The RMB's spot rate against the US dollar has maintained a downward momentum ever since the US Federal Reserve began aggressively raising interest rates, but compared with other currencies, the RMB's exchange rate has remained relatively stable, thanks to the resilience of China's economy and the strong attractiveness of the Chinese market.

The Fed's continuing rate hikes worsen the global economic outlook, but that cannot change China's economic fundamentals and reduce its global attractiveness. The Fed's aggressive rate hikes and a resultant stronger dollar is a routine ploy used by the US to loot the wealth of the world. Because of the dominant position of the dollar, many countries have to follow the Fed in raising interest rates in order to maintain macroeconomic stability. Such forced rate hikes raise funding costs and worsen the fundamentals of the global economy.

However, the Chinese economy is not afraid of the Fed's "rate hike trap". Moreover, after nearly two years of continuous appreciation, the US dollar is likely to face periodic adjustment at any time. China's obvious advantage in being the second-largest consumer market for goods helps it to promote high-quality development and build a new development paradigm.
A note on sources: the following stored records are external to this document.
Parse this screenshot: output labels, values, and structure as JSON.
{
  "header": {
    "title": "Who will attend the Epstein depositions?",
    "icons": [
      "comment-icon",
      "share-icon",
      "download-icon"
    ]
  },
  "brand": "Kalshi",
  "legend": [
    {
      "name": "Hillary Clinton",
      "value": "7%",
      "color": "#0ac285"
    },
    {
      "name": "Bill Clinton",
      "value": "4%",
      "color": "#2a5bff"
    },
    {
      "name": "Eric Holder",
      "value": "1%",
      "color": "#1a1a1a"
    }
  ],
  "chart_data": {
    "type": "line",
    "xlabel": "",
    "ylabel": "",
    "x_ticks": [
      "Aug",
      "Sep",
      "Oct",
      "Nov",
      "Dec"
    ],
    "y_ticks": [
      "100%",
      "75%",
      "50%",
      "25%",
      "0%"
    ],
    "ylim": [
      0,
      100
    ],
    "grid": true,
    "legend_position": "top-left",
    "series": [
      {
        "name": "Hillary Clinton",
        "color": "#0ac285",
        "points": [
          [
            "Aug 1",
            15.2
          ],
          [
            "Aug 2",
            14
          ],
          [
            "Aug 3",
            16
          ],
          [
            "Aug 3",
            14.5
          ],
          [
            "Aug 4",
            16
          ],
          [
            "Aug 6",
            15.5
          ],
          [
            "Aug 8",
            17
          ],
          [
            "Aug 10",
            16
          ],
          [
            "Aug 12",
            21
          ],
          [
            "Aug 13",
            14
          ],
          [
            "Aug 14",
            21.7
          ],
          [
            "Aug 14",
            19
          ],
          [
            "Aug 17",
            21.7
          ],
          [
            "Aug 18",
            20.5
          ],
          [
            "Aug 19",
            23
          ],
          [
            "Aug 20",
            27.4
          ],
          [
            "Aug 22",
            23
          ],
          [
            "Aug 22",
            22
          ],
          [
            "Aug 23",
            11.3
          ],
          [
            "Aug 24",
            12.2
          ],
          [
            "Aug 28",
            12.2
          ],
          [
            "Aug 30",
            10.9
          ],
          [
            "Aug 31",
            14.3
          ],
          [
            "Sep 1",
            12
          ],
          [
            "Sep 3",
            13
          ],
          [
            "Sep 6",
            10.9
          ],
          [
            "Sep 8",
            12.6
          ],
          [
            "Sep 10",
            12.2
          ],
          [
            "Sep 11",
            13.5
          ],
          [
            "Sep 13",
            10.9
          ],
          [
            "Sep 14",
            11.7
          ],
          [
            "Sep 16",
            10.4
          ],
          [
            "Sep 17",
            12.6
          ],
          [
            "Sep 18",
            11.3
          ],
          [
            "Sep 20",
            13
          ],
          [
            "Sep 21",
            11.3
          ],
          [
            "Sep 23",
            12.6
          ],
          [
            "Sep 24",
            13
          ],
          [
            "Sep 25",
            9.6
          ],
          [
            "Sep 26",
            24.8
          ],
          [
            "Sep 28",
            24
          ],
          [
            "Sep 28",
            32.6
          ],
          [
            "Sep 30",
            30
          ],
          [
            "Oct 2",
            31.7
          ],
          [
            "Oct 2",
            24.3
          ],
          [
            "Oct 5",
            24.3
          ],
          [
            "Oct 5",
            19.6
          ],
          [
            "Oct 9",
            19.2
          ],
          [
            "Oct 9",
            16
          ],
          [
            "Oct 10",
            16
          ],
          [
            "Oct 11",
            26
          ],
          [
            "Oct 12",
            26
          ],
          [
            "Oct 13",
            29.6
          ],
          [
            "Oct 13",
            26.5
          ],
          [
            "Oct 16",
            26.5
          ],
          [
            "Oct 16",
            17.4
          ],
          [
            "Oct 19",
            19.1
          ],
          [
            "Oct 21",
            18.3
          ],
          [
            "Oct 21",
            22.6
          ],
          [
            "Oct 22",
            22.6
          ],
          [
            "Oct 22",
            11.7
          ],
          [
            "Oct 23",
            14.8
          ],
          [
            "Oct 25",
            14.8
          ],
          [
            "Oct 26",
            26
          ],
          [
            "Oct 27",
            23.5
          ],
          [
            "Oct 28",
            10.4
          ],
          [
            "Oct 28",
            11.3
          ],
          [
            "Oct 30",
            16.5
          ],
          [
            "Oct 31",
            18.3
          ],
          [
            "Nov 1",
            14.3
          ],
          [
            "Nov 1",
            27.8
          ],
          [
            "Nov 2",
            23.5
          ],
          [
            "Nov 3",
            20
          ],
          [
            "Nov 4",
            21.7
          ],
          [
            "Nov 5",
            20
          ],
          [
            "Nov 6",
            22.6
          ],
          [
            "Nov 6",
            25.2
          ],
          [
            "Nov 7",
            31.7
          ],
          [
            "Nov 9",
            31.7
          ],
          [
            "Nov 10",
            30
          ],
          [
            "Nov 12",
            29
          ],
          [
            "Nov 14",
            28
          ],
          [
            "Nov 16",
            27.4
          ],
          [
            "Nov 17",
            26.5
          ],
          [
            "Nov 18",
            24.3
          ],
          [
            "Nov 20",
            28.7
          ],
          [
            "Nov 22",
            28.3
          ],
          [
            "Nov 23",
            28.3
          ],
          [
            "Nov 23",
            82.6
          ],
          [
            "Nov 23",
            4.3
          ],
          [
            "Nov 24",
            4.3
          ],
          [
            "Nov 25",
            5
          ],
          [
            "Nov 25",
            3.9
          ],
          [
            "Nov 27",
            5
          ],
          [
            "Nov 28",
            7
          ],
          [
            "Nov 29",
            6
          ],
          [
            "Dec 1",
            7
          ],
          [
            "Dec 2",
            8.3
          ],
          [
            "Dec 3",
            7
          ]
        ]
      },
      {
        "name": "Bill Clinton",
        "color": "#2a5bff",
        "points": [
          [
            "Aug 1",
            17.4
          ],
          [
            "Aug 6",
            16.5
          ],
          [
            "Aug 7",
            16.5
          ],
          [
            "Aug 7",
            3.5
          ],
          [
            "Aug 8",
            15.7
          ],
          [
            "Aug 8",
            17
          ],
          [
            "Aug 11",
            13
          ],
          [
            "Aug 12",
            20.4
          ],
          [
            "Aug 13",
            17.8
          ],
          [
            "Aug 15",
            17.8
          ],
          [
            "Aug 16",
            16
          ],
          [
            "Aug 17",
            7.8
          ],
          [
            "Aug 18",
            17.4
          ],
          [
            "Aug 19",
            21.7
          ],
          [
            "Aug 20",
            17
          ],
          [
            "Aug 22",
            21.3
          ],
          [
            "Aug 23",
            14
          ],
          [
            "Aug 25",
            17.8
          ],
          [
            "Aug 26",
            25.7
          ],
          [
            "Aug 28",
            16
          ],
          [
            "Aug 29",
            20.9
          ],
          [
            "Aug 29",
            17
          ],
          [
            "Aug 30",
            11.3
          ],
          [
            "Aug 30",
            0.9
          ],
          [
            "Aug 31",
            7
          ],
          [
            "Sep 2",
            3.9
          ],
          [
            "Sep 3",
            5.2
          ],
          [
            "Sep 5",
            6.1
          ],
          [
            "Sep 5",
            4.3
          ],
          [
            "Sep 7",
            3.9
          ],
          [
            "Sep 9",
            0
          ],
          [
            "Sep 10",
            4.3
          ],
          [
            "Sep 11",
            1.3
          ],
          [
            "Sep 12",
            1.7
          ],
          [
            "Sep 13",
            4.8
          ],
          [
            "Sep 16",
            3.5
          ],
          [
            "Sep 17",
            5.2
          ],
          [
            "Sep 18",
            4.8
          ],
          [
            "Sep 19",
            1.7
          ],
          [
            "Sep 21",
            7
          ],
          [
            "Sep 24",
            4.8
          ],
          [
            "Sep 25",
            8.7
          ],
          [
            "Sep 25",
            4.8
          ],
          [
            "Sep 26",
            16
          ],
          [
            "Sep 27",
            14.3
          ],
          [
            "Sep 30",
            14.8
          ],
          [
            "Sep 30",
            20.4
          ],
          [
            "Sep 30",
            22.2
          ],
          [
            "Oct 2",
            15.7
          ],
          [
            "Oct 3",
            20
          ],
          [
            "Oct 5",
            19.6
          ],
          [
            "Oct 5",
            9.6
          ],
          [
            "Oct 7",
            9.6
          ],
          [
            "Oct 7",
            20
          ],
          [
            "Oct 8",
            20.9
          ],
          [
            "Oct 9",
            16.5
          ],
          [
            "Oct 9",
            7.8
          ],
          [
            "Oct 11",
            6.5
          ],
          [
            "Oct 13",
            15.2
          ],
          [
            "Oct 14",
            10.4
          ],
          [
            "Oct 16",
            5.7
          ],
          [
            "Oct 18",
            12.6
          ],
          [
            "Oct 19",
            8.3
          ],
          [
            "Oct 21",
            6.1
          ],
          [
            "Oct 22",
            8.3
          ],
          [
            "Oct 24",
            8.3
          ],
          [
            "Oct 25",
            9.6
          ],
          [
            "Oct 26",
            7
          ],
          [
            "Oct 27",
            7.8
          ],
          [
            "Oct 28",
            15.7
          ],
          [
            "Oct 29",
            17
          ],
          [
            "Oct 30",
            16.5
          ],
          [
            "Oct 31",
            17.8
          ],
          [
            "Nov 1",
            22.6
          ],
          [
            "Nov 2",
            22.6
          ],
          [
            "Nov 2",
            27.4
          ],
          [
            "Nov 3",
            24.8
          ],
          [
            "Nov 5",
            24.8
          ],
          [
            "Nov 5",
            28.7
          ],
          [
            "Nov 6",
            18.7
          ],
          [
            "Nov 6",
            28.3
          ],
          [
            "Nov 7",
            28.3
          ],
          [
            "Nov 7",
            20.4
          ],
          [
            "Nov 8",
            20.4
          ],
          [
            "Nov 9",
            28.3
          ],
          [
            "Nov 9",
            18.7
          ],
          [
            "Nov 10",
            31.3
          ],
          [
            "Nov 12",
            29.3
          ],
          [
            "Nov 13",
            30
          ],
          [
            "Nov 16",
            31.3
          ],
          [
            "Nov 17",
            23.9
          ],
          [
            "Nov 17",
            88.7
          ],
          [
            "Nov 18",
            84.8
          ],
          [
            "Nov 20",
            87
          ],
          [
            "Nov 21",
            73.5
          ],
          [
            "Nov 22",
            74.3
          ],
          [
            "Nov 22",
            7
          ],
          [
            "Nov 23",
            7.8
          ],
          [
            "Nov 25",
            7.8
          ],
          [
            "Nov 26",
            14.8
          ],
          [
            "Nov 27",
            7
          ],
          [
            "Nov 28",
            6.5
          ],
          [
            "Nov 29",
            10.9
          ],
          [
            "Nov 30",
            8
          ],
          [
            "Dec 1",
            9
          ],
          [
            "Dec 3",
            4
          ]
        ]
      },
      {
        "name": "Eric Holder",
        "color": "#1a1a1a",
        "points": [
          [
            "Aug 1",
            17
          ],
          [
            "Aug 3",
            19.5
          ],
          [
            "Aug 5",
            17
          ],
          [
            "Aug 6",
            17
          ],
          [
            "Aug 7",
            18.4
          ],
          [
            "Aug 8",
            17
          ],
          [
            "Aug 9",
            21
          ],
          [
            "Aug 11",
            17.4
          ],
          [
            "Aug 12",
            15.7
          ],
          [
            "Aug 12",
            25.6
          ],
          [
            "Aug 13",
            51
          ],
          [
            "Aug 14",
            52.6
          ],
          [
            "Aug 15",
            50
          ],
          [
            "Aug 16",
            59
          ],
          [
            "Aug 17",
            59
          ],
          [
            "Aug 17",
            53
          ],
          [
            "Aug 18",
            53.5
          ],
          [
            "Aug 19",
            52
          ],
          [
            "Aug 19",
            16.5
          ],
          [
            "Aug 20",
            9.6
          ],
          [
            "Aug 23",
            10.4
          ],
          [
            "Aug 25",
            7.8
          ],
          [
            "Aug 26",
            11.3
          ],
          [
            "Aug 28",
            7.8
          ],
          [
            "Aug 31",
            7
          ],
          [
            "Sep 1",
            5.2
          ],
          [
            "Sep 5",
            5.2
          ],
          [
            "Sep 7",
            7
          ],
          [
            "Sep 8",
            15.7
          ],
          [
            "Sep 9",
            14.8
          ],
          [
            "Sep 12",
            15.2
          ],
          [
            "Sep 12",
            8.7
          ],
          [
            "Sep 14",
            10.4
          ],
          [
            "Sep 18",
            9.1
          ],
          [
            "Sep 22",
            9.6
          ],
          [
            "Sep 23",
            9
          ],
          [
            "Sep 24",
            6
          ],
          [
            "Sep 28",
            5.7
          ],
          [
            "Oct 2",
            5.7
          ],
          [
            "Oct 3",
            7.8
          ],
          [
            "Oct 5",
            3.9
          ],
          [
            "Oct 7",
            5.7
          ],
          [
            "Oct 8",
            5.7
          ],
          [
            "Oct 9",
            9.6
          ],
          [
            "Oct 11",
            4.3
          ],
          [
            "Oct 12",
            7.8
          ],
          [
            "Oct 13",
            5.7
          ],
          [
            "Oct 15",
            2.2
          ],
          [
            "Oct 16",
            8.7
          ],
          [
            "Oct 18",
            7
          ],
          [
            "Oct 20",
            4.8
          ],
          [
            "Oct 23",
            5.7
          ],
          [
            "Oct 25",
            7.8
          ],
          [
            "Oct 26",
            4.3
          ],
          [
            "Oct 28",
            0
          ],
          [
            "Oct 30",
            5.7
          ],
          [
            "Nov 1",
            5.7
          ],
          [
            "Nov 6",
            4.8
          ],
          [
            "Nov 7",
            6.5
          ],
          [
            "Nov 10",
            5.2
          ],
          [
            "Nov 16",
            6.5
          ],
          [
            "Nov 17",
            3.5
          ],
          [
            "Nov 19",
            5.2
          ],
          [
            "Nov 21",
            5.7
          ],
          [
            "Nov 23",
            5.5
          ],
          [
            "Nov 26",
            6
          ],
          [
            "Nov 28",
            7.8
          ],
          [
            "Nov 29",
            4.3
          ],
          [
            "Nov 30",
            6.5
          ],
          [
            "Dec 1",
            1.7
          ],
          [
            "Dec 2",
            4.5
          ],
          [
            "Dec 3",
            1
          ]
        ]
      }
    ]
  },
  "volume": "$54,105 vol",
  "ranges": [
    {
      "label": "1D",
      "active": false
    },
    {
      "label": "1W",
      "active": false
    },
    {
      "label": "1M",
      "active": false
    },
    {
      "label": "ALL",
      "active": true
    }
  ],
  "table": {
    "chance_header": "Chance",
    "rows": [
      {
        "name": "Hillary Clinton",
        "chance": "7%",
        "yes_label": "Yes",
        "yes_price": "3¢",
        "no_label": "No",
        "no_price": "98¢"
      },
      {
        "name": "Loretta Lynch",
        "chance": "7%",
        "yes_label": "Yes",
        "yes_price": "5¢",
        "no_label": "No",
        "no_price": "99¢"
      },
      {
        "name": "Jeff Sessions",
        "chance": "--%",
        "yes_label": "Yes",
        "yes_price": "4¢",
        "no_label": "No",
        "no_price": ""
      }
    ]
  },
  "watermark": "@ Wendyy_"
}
The accelerating digital network and intelligent transformation of China's huge traditional industries has created a very broad market space for domestic and foreign hardware, software, service and other types of enterprises. Strong economic resilience, a vast market, a rich policy toolbox and vigorous demands from all sectors are forging China into a market with the greatest potential and development space and safeguarding it from any "trap".